Let $A\subsetneq[0,1]$ be some countable set of real numbers. Since the rationals are dense in the reals and since all countable linear orders are embeddable into $\mathbb{Q}$, it seems to me that there has to be a map $f:A\rightarrow[0,1]_\mathbb{Q}$ with $[0,1]_\mathbb{Q}$ being the rational interval such that for any $a\in A$: $$a\leq a'\text{ iff }f(a)\leq f(a')$$
Is it possible to construct $f$ explicitly, without resorting to the axiom of choice?
$f$ does not have to be onto.
From my limited understanding of set theory, you can do this with induction without using any variant of the axiom of choice at all.
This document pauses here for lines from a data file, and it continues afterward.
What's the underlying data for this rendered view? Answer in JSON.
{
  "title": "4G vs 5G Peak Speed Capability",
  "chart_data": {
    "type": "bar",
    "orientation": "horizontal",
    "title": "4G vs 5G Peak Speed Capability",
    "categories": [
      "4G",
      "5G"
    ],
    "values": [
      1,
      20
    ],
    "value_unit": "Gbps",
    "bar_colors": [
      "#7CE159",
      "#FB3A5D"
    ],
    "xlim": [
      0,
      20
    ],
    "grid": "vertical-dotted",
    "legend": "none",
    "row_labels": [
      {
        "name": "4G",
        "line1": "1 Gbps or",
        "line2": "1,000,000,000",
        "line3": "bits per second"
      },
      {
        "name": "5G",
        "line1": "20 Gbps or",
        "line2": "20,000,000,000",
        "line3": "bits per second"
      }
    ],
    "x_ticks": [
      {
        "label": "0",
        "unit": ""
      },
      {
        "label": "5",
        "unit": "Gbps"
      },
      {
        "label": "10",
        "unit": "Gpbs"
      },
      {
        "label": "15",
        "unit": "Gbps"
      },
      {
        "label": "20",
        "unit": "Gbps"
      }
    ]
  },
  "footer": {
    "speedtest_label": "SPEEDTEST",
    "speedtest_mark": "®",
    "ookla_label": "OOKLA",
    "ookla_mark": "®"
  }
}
Since $A$ is countable, you are assuming there exists some enumeration of its elements $\{a_n\}_{n\in\mathbb{N}}$. Start with the empty map mapping the empty subset of $A$ to an empty subset of $\mathbb{Q}\cap [0,1]$. The induction step is assuming you already have a mapping of $a_1,...,a_k$ to some rationals in this interval $b_1, ..., b_k$ that preserves the linear order. To perform the induction step you need to choose a rational to send $a_{k+1}$ to. Ok. There's a unique pair $a_s, a_t$ such that $s, t \le k$, $a_s$ and $a_t$ are adjacent in the linear order and $a_{k+1}$ is between them. So Let $b_{k+1} = (b_s+b_t)/2$. You need to handle the case where $a_{k+1}$ is to the left, or right of all $\{a_1, ..., a_k\}$ and make sure you don't go beyond the interval $[0,1]$. I'll let you complete the detail, but the point is there is no use of the axiom of choice because you're giving an algorithm how to choose $b_{k+1}$.
To finish the proof, you take the union of all finite partial maps you constructed this way to get a complete mapping of $\{a_n\}_{n\in\mathbb{N}}$ to $\{b_n\}_{n\in\mathbb{N}}$.